Polskie samorządy to najwięksi beneficjenci naszego członkostwa w Unii Europejskiej. Biorąc pod uwagę strukturę unijnego budżetu, sposób przyznawania środków na konkretne inwestycje i system rozliczeń, ogromna większość pieniędzy trafia na najniższy szczebel władzy.

Przez 20 lat w UE otrzymaliśmy 240 mld euro wypłat przy niecałych 80 mld euro wpłat. Bilans to dofinansowanie kraju w ciągu dwóch dekad na ponad 150 mld euro. Najwięcej pieniędzy, jak każdy nowy kraj, który dołącza do Unii, udało nam się uzyskać w polityce spójności, czyli głównie na projekty infrastrukturalne i urbanistyczne (ponad 150 mld euro) i na rolnictwo (75 mld euro). Łącznie – jak wylicza w najnowszym raporcie Bank Pekao – w latach 2004–2022 nasz PKB wzrósł dokładnie dwukrotnie. Duża część tych pieniędzy przez lata zasilała samorządy i pozwalała załatwiać sprawy, które przed 2004 r. wydawały się nie do załatwienia.
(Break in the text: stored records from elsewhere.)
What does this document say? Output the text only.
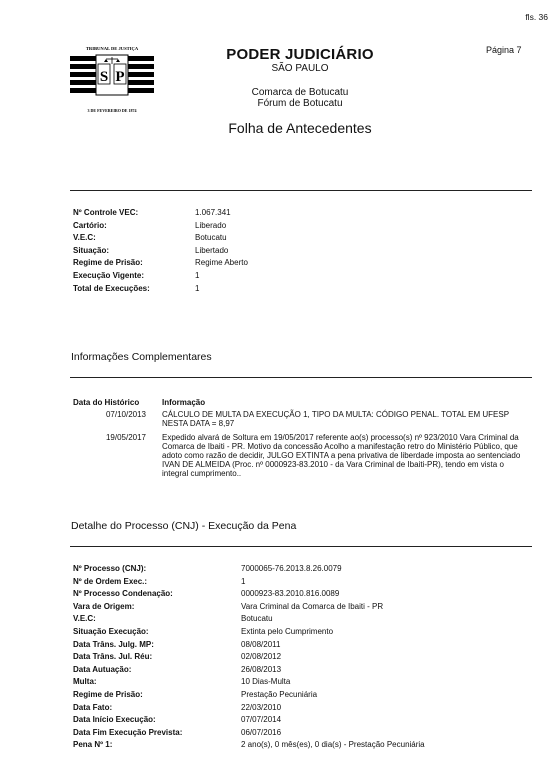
fls. 36
Página 7
TRIBUNAL DE JUSTIÇA
S P
3 DE FEVEREIRO DE 1874
PODER JUDICIÁRIO
SÃO PAULO
Comarca de Botucatu
Fórum de Botucatu
Folha de Antecedentes
Nº Controle VEC:	1.067.341
Cartório:	Liberado
V.E.C:	Botucatu
Situação:	Libertado
Regime de Prisão:	Regime Aberto
Execução Vigente:	1
Total de Execuções:	1
Informações Complementares
Data do Histórico	Informação
07/10/2013 CÁLCULO DE MULTA DA EXECUÇÃO 1, TIPO DA MULTA: CÓDIGO PENAL. TOTAL EM UFESP NESTA DATA = 8,97
19/05/2017 Expedido alvará de Soltura em 19/05/2017 referente ao(s) processo(s) nº 923/2010 Vara Criminal da Comarca de Ibaiti - PR. Motivo da concessão Acolho a manifestação retro do Ministério Público, que adoto como razão de decidir, JULGO EXTINTA a pena privativa de liberdade imposta ao sentenciado IVAN DE ALMEIDA (Proc. nº 0000923-83.2010 - da Vara Criminal de Ibaiti-PR), tendo em vista o integral cumprimento..
Detalhe do Processo (CNJ) - Execução da Pena
Nº Processo (CNJ):	7000065-76.2013.8.26.0079
Nº de Ordem Exec.:	1
Nº Processo Condenação:	0000923-83.2010.816.0089
Vara de Origem:	Vara Criminal da Comarca de Ibaiti - PR
V.E.C:	Botucatu
Situação Execução:	Extinta pelo Cumprimento
Data Trâns. Julg. MP:	08/08/2011
Data Trâns. Jul. Réu:	02/08/2012
Data Autuação:	26/08/2013
Multa:	10 Dias-Multa
Regime de Prisão:	Prestação Pecuniária
Data Fato:	22/03/2010
Data Início Execução:	07/07/2014
Data Fim Execução Prevista:	06/07/2016
Pena Nº 1:	2 ano(s), 0 mês(es), 0 dia(s) - Prestação Pecuniária
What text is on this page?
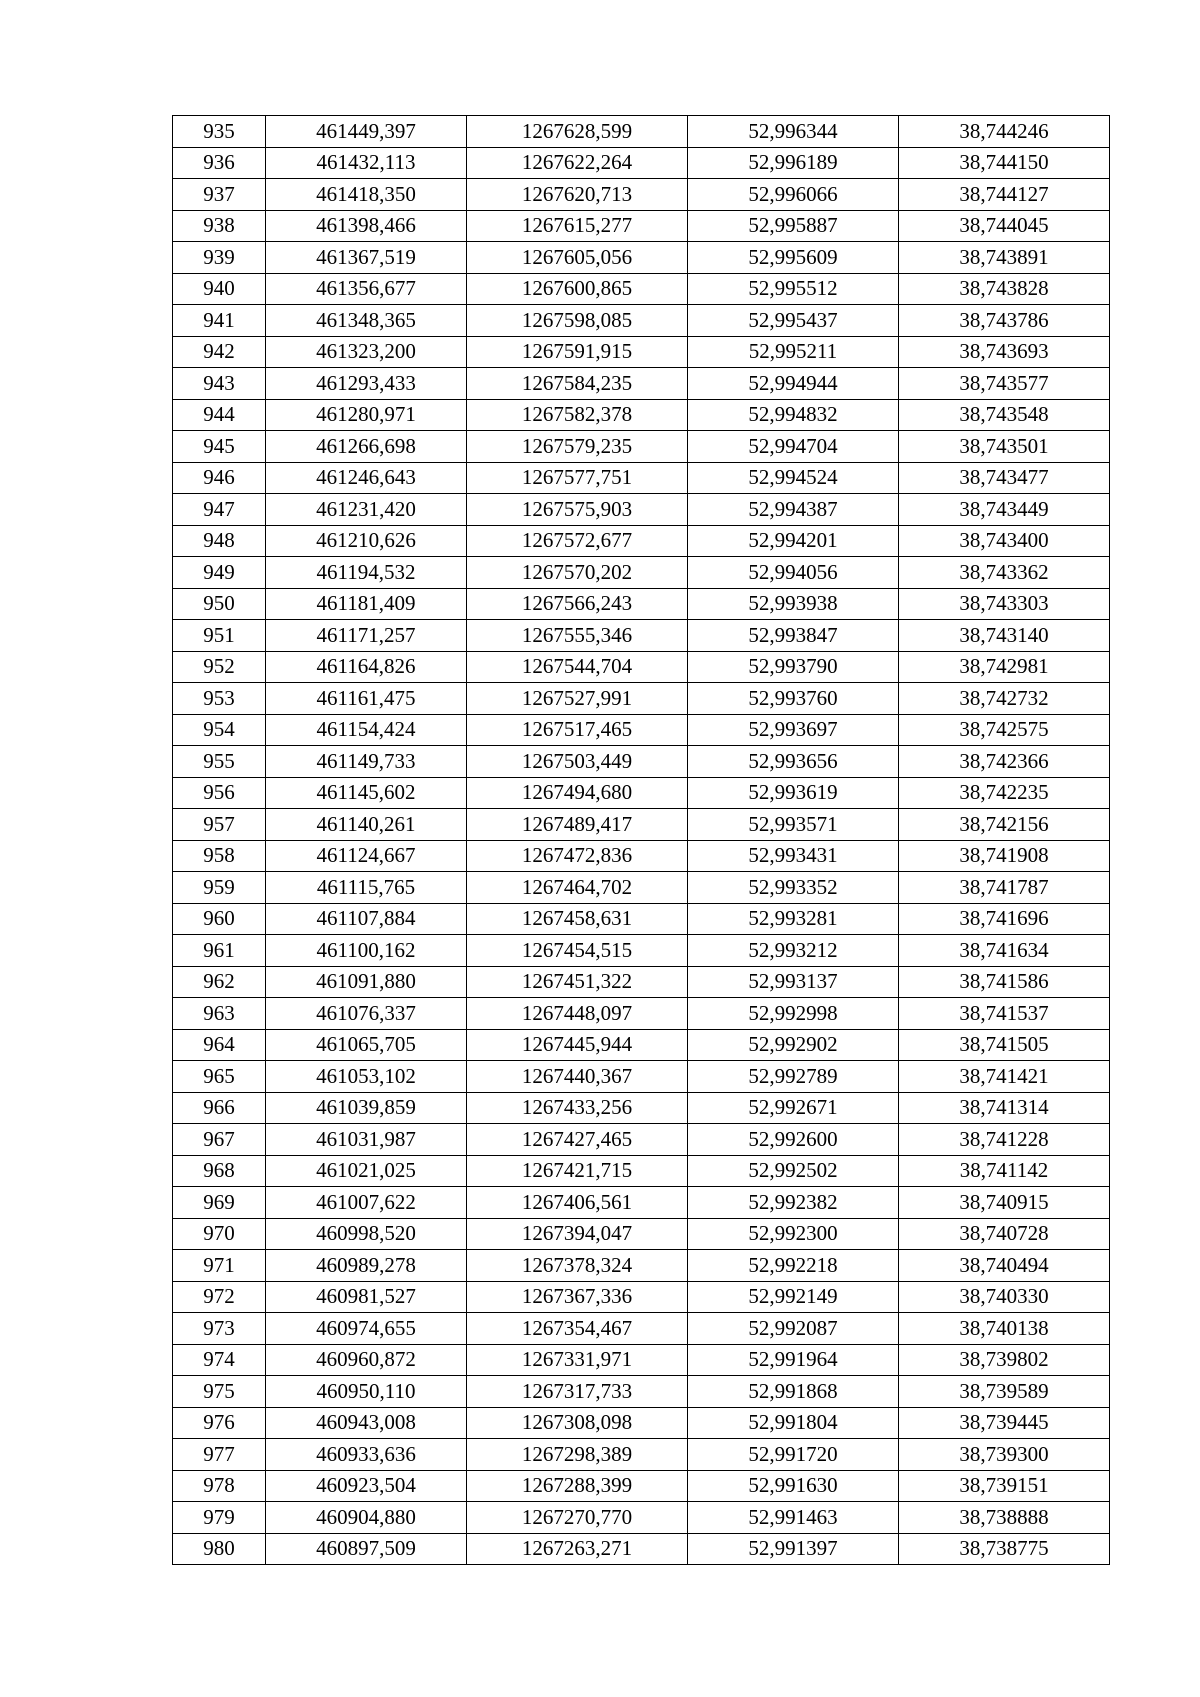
935	461449,397	1267628,599	52,996344	38,744246
936	461432,113	1267622,264	52,996189	38,744150
937	461418,350	1267620,713	52,996066	38,744127
938	461398,466	1267615,277	52,995887	38,744045
939	461367,519	1267605,056	52,995609	38,743891
940	461356,677	1267600,865	52,995512	38,743828
941	461348,365	1267598,085	52,995437	38,743786
942	461323,200	1267591,915	52,995211	38,743693
943	461293,433	1267584,235	52,994944	38,743577
944	461280,971	1267582,378	52,994832	38,743548
945	461266,698	1267579,235	52,994704	38,743501
946	461246,643	1267577,751	52,994524	38,743477
947	461231,420	1267575,903	52,994387	38,743449
948	461210,626	1267572,677	52,994201	38,743400
949	461194,532	1267570,202	52,994056	38,743362
950	461181,409	1267566,243	52,993938	38,743303
951	461171,257	1267555,346	52,993847	38,743140
952	461164,826	1267544,704	52,993790	38,742981
953	461161,475	1267527,991	52,993760	38,742732
954	461154,424	1267517,465	52,993697	38,742575
955	461149,733	1267503,449	52,993656	38,742366
956	461145,602	1267494,680	52,993619	38,742235
957	461140,261	1267489,417	52,993571	38,742156
958	461124,667	1267472,836	52,993431	38,741908
959	461115,765	1267464,702	52,993352	38,741787
960	461107,884	1267458,631	52,993281	38,741696
961	461100,162	1267454,515	52,993212	38,741634
962	461091,880	1267451,322	52,993137	38,741586
963	461076,337	1267448,097	52,992998	38,741537
964	461065,705	1267445,944	52,992902	38,741505
965	461053,102	1267440,367	52,992789	38,741421
966	461039,859	1267433,256	52,992671	38,741314
967	461031,987	1267427,465	52,992600	38,741228
968	461021,025	1267421,715	52,992502	38,741142
969	461007,622	1267406,561	52,992382	38,740915
970	460998,520	1267394,047	52,992300	38,740728
971	460989,278	1267378,324	52,992218	38,740494
972	460981,527	1267367,336	52,992149	38,740330
973	460974,655	1267354,467	52,992087	38,740138
974	460960,872	1267331,971	52,991964	38,739802
975	460950,110	1267317,733	52,991868	38,739589
976	460943,008	1267308,098	52,991804	38,739445
977	460933,636	1267298,389	52,991720	38,739300
978	460923,504	1267288,399	52,991630	38,739151
979	460904,880	1267270,770	52,991463	38,738888
980	460897,509	1267263,271	52,991397	38,738775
Samorządowcy od wejścia Polski do UE mieli gwarancję, że przynajmniej część niezbędnych remontów dróg, chodników, budowę nowych kładek, dróg rowerowych lub rewitalizację nieruchomości publicznych uda się przeprowadzić za pieniądze unijne. Od 20 lat, a zwłaszcza w pierwszej dekadzie naszego członkostwa, tabliczki z napisami „dofinansowano z UE na kwotę…” zaczęły wyrastać jak grzyby po deszczu w powiatach całej Polski. Administracja samorządowa wyspecjalizowała się w znajomości unijnych procedur, co w efekcie spowodowało, że znaleźliśmy się w awangardzie pod względem wydatkowania środków europejskich. I przez jakiś czas wciąż tak będzie – UE dla zwycięzców wczorajszych wyborów, z uwagi na ramy czasowe budżetu co najmniej przez najbliższe dwa i pół roku, pozostanie repozytorium pewnych pieniędzy na wyraźnie sprofilowane inwestycje, głównie infrastrukturalne.
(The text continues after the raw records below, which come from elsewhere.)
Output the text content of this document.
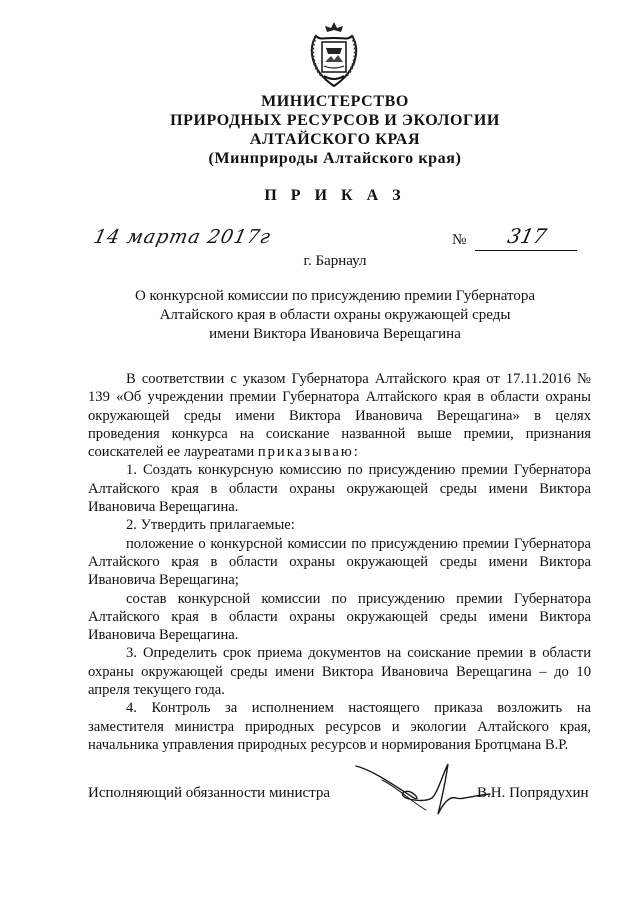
МИНИСТЕРСТВО
ПРИРОДНЫХ РЕСУРСОВ И ЭКОЛОГИИ
АЛТАЙСКОГО КРАЯ
(Минприроды Алтайского края)
П Р И К А З
14 марта 2017г	№ 317
г. Барнаул
О конкурсной комиссии по присуждению премии Губернатора
Алтайского края в области охраны окружающей среды
имени Виктора Ивановича Верещагина

В соответствии с указом Губернатора Алтайского края от 17.11.2016 № 139 «Об учреждении премии Губернатора Алтайского края в области охраны окружающей среды имени Виктора Ивановича Верещагина» в целях проведения конкурса на соискание названной выше премии, признания соискателей ее лауреатами приказываю:

1. Создать конкурсную комиссию по присуждению премии Губернатора Алтайского края в области охраны окружающей среды имени Виктора Ивановича Верещагина.

2. Утвердить прилагаемые:

положение о конкурсной комиссии по присуждению премии Губернатора Алтайского края в области охраны окружающей среды имени Виктора Ивановича Верещагина;

состав конкурсной комиссии по присуждению премии Губернатора Алтайского края в области охраны окружающей среды имени Виктора Ивановича Верещагина.

3. Определить срок приема документов на соискание премии в области охраны окружающей среды имени Виктора Ивановича Верещагина – до 10 апреля текущего года.

4. Контроль за исполнением настоящего приказа возложить на заместителя министра природных ресурсов и экологии Алтайского края, начальника управления природных ресурсов и нормирования Бротцмана В.Р.

Исполняющий обязанности министра	В.Н. Попрядухин
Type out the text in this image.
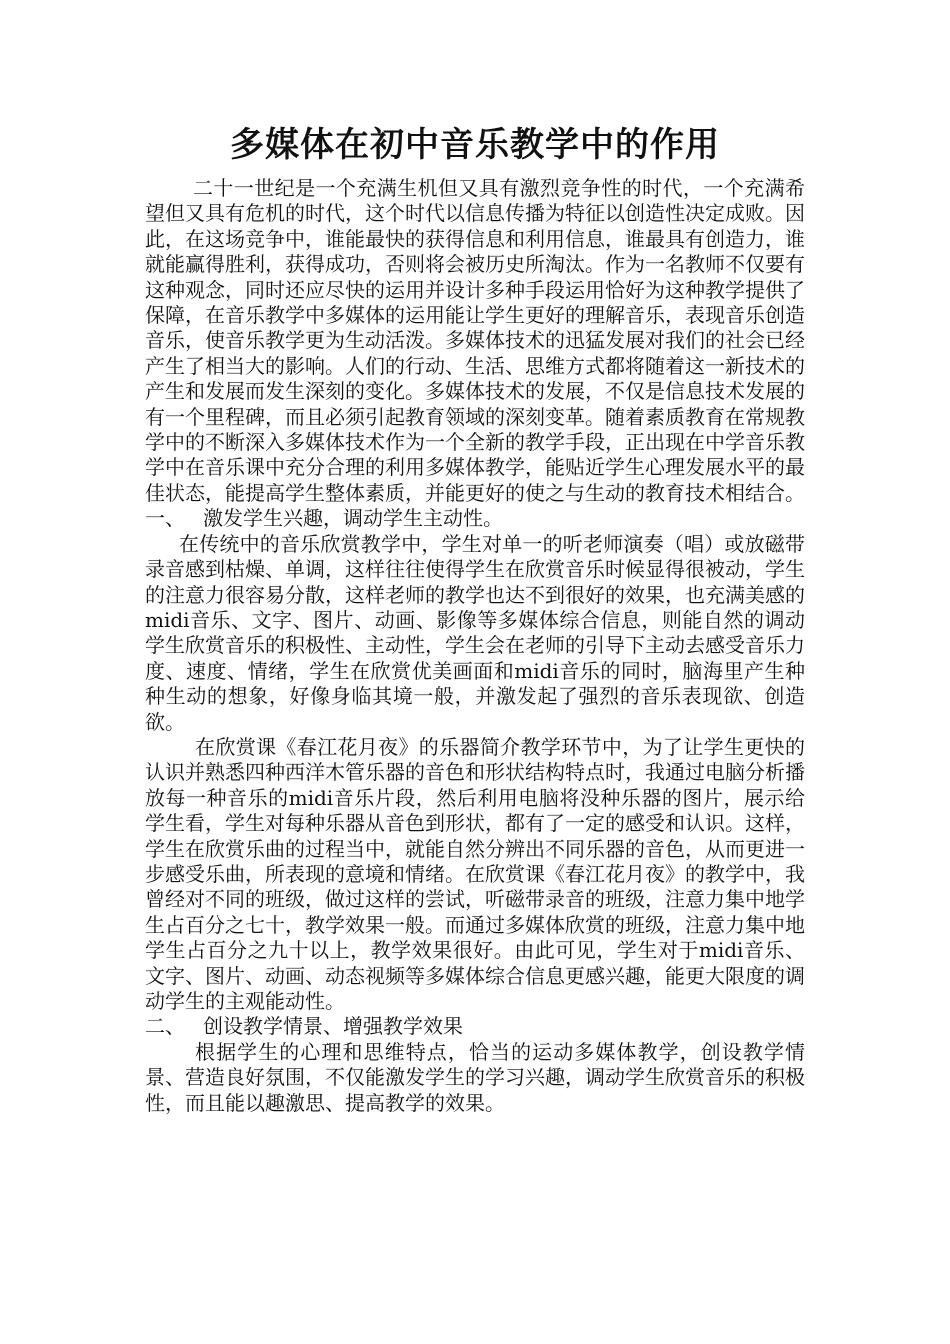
多媒体在初中音乐教学中的作用

二十一世纪是一个充满生机但又具有激烈竞争性的时代，一个充满希望但又具有危机的时代，这个时代以信息传播为特征以创造性决定成败。因此，在这场竞争中，谁能最快的获得信息和利用信息，谁最具有创造力，谁就能赢得胜利，获得成功，否则将会被历史所淘汰。作为一名教师不仅要有这种观念，同时还应尽快的运用并设计多种手段运用恰好为这种教学提供了保障，在音乐教学中多媒体的运用能让学生更好的理解音乐，表现音乐创造音乐，使音乐教学更为生动活泼。多媒体技术的迅猛发展对我们的社会已经产生了相当大的影响。人们的行动、生活、思维方式都将随着这一新技术的产生和发展而发生深刻的变化。多媒体技术的发展，不仅是信息技术发展的有一个里程碑，而且必须引起教育领域的深刻变革。随着素质教育在常规教学中的不断深入多媒体技术作为一个全新的教学手段，正出现在中学音乐教学中在音乐课中充分合理的利用多媒体教学，能贴近学生心理发展水平的最佳状态，能提高学生整体素质，并能更好的使之与生动的教育技术相结合。

一、 激发学生兴趣，调动学生主动性。

在传统中的音乐欣赏教学中，学生对单一的听老师演奏（唱）或放磁带录音感到枯燥、单调，这样往往使得学生在欣赏音乐时候显得很被动，学生的注意力很容易分散，这样老师的教学也达不到很好的效果，也充满美感的midi音乐、文字、图片、动画、影像等多媒体综合信息，则能自然的调动学生欣赏音乐的积极性、主动性，学生会在老师的引导下主动去感受音乐力度、速度、情绪，学生在欣赏优美画面和midi音乐的同时，脑海里产生种种生动的想象，好像身临其境一般，并激发起了强烈的音乐表现欲、创造欲。

在欣赏课《春江花月夜》的乐器简介教学环节中，为了让学生更快的认识并熟悉四种西洋木管乐器的音色和形状结构特点时，我通过电脑分析播放每一种音乐的midi音乐片段，然后利用电脑将没种乐器的图片，展示给学生看，学生对每种乐器从音色到形状，都有了一定的感受和认识。这样，学生在欣赏乐曲的过程当中，就能自然分辨出不同乐器的音色，从而更进一步感受乐曲，所表现的意境和情绪。在欣赏课《春江花月夜》的教学中，我曾经对不同的班级，做过这样的尝试，听磁带录音的班级，注意力集中地学生占百分之七十，教学效果一般。而通过多媒体欣赏的班级，注意力集中地学生占百分之九十以上，教学效果很好。由此可见，学生对于midi音乐、文字、图片、动画、动态视频等多媒体综合信息更感兴趣，能更大限度的调动学生的主观能动性。

二、 创设教学情景、增强教学效果

根据学生的心理和思维特点，恰当的运动多媒体教学，创设教学情景、营造良好氛围，不仅能激发学生的学习兴趣，调动学生欣赏音乐的积极性，而且能以趣激思、提高教学的效果。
Wkrótce jednak Polska przestanie być beneficjentem netto i wraz z przyjmowaniem nowych państw do UE to my staniemy się płatnikami. Choć prawdopodobnie w najbliższej wieloletniej perspektywie finansowej od 2028 r. zyski wciąż będą przekraczać nasze wpłaty, samorządowcy muszą się liczyć z tym, że środków z polityki spójności czy na rolnictwo może być proporcjonalnie mniej. Unia nie będzie już tylko wygodnym źródłem pieniędzy. Będzie przede wszystkim strażnikiem reguł i norm, nie tylko budżetowych i finansowych, lecz także tych związanych z transformacją ekologiczną. O tym, jak duży może być wpływ zielonych regulacji na poszczególne grupy społeczne, samorządowcy mogli przekonać się w ciągu ostatnich miesięcy podczas protestów rolników. Zielony Ład obejmuje jednak swoim zasięgiem całą gospodarkę i zawiera wiele inicjatyw, które będą musiały być realizowane przez władze na szczeblu lokalnym, jeśli pieniądze nadal mają płynąć wartkim strumieniem. Termomodernizacja budynków i obowiązkowe normy dotyczące ograniczania emisji to tylko początek wyzwań, z którymi samorządowcy będą musieli się zmierzyć w najbliższych latach.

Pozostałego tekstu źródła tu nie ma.